А где досуг, там обман и разврат…
«Да разве вы и без того не ограблены? Разве не обмануты и не унижены так, как никогда не были унижены даже рабы?» – хотелось крикнуть Иосифу, глядя на голодных, измученных людей.
– Есть ли среди вас тайные полицейские и агенты?
Люди насупленно и угрюмо молчали.
– Сказано вам, сукины сыны! – заорал майор. – Или не видите, кто перед вами? Порки захотелось? Тюрьмы?.. Тайные полицейские, секретные осведомители и агенты, три шага вперед, арш!
Большая половина толпы приблизилась на три шага.
– Все имеющееся в карманах оружие сложить на землю! – скомандовал Иосиф.
Образовалась куча из ножей, плеток и увесистых камней.
– Вы арестованы, – сказал Иосиф тайным полицейским и прочей сволочи. – Идите домой.

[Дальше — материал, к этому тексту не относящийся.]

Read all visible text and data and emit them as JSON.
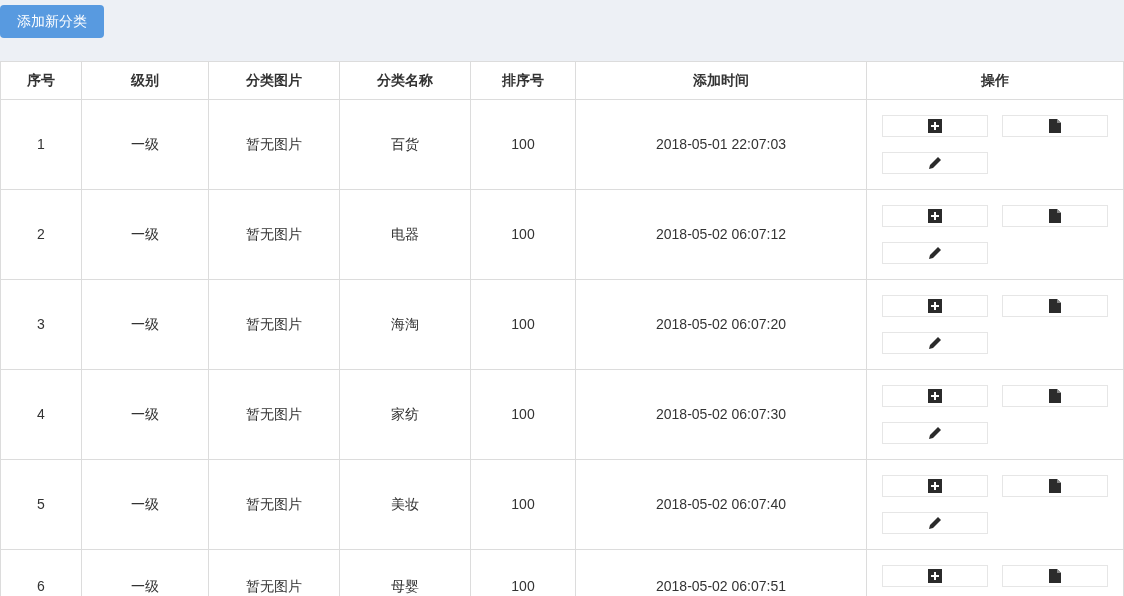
{
  "toolbar": {
    "add_button": "添加新分类"
  },
  "table": {
    "columns": [
      "序号",
      "级别",
      "分类图片",
      "分类名称",
      "排序号",
      "添加时间",
      "操作"
    ],
    "rows": [
      {
        "index": "1",
        "grade": "一级",
        "image_text": "暂无图片",
        "name": "百货",
        "sort": "100",
        "added": "2018-05-01 22:07:03",
        "actions": [
          {
            "kind": "add"
          },
          {
            "kind": "file"
          },
          {
            "kind": "edit"
          }
        ]
      },
      {
        "index": "2",
        "grade": "一级",
        "image_text": "暂无图片",
        "name": "电器",
        "sort": "100",
        "added": "2018-05-02 06:07:12",
        "actions": [
          {
            "kind": "add"
          },
          {
            "kind": "file"
          },
          {
            "kind": "edit"
          }
        ]
      },
      {
        "index": "3",
        "grade": "一级",
        "image_text": "暂无图片",
        "name": "海淘",
        "sort": "100",
        "added": "2018-05-02 06:07:20",
        "actions": [
          {
            "kind": "add"
          },
          {
            "kind": "file"
          },
          {
            "kind": "edit"
          }
        ]
      },
      {
        "index": "4",
        "grade": "一级",
        "image_text": "暂无图片",
        "name": "家纺",
        "sort": "100",
        "added": "2018-05-02 06:07:30",
        "actions": [
          {
            "kind": "add"
          },
          {
            "kind": "file"
          },
          {
            "kind": "edit"
          }
        ]
      },
      {
        "index": "5",
        "grade": "一级",
        "image_text": "暂无图片",
        "name": "美妆",
        "sort": "100",
        "added": "2018-05-02 06:07:40",
        "actions": [
          {
            "kind": "add"
          },
          {
            "kind": "file"
          },
          {
            "kind": "edit"
          }
        ]
      },
      {
        "index": "6",
        "grade": "一级",
        "image_text": "暂无图片",
        "name": "母婴",
        "sort": "100",
        "added": "2018-05-02 06:07:51",
        "actions": [
          {
            "kind": "add"
          },
          {
            "kind": "file"
          }
        ]
      }
    ]
  }
}
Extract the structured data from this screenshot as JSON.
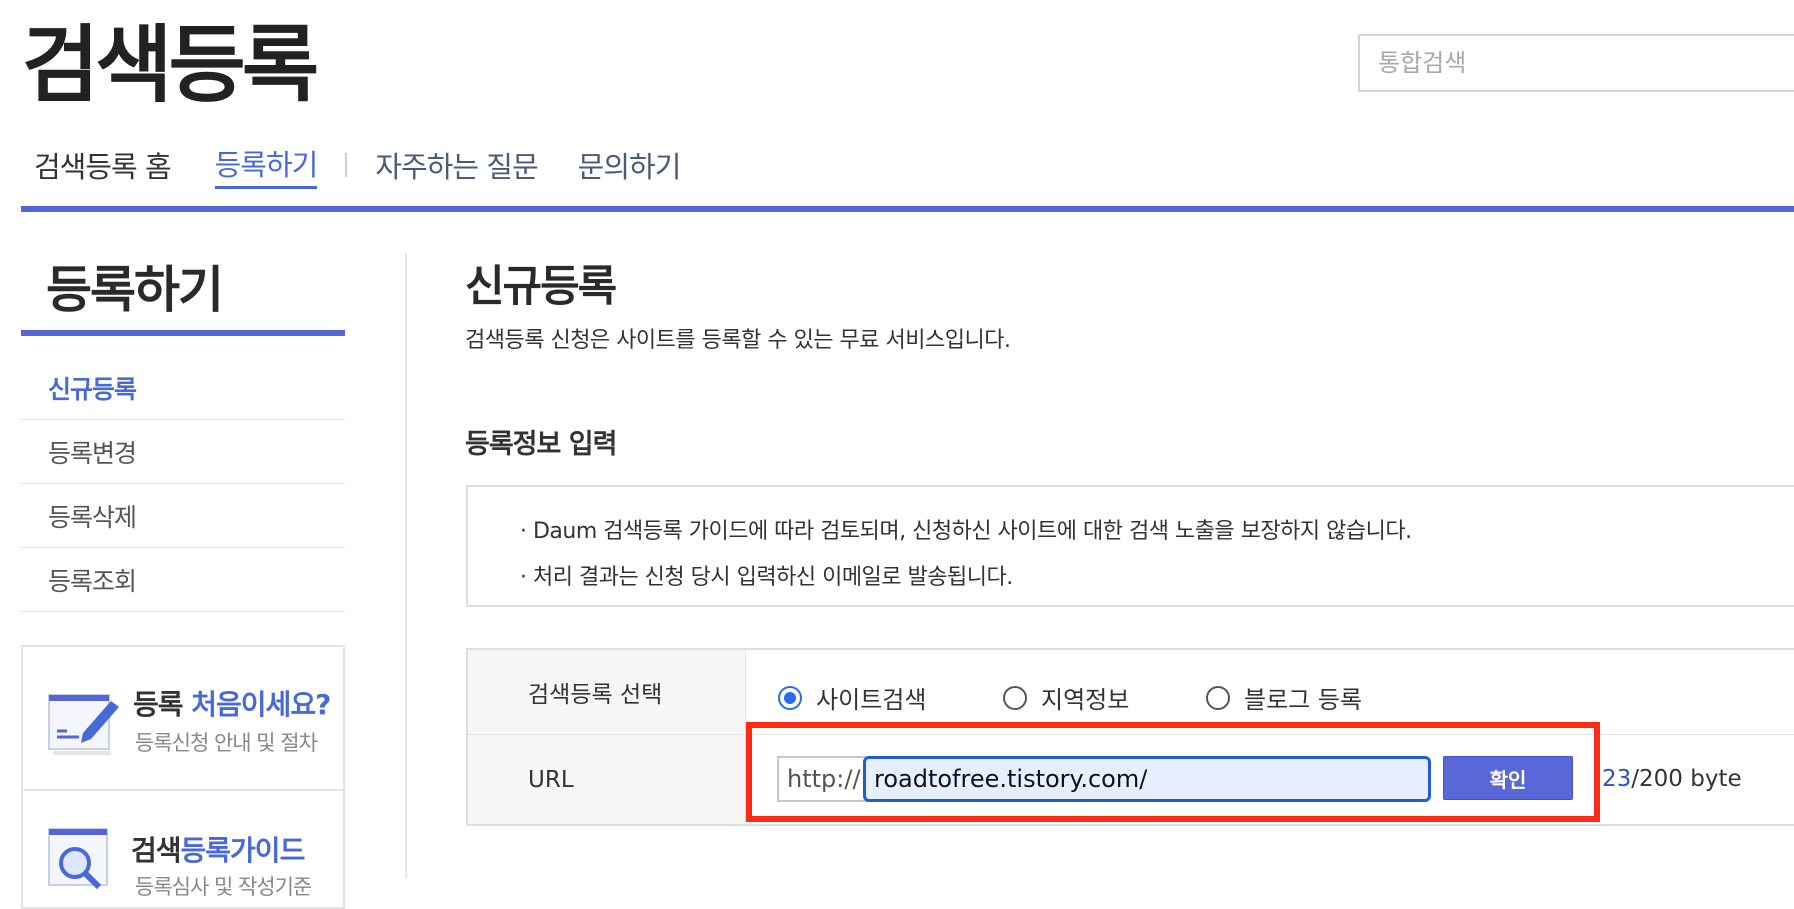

И горе тому, кто поднимет руку на односельчан… Кру‑гом! По домам!..
Иосиф призвал оставшихся крестьян спасать отечество.
– Разбирайте оружие, оно ваше! И защищайте свою свободу!
Никто из людей даже не шелохнулся. Иосиф вновь воззвал к справедливости и правде, но результатом было то же – недоверчивое молчание. Наконец старая женщина, протянув крупные, узловатые руки, сказала:
– Нам бы, господин, хотя бы одну коровку на село. Детки умирают без молока‑то…
Машина мчалась на предельной скорости. Иосиф вздыхал, глядя за окно, дума его была занята судьбою несчастного народа, из которого изверги вытянули всю душу.
А владелец поместья и полицейский, напялившие прозрачные маски, до неузнаваемости изменившие их лица, довольно ухмылялись.
– Ну, что, убедились в полной бесперспективности своей затеи? – спросил владелец поместья. – В среде аборигенов не осталось ни единого высокого побуждения…
«Десятилетиями уничтожали все самое талантливое, здоровое и самобытное, а теперь изображают несчастное положение народа как итог его собственной глупости, лени и равнодушия…»
Иосифа мучил вопрос: как пробудить самосознание, как вырвать несчастных из лап обмана и самообмана? Догадывался он, что люди более всего люди, когда свободно служат свободной мечте, но распад нравов достиг уже предельной стадии, – о свободной мечте, видимо, не могло идти и речи.
«Каким же судом нужно судить банду, высосавшую из народа все живые соки, оскопившую его волю, подменившую желания, лишившую своих мыслителей, поэтов, ученых и проповедников? Воистину, гнусное преступление заслуживает самой жестокой кары…»
– Если хотите продлить существование этого племени, остается единственный путь: крепить узы дружбы с нами, – сказал майор. – В своем поместье вы сможете проводить любые социальные эксперименты, при условии, конечно, что ни одно слово пропаганды не перейдет через заборы… Вы получите любимый уголок, потому что вся страна – это огромная навозная куча, и если еще удается выращивать овощи, то только благодаря нашим неусыпным стараниям…
9
Столица встретила пустынными улицами и серыми подслеповатыми окнами.
Иосиф велел подъехать к тюрьме и распорядился привести заключенного, с которым сидел в камере. Он подумал, что человек, много рассказывавший о бедствиях людей, поможет в борьбе за их освобождение.
Майор написал записку, Иосиф, проверив, передал ее шоферу, шофер побежал по ступенькам и вскоре вернулся в сопровождении заключенного, по виду почти и не изменившегося.
Иосиф помнил даже, как зовут этого человека, необыкновенно вдруг оробевшего.
– Ну, вот, Бар, окончились твои мучения. Поедешь со мной. Вместе подумаем о том, как освободить из темницы остальных заключенных.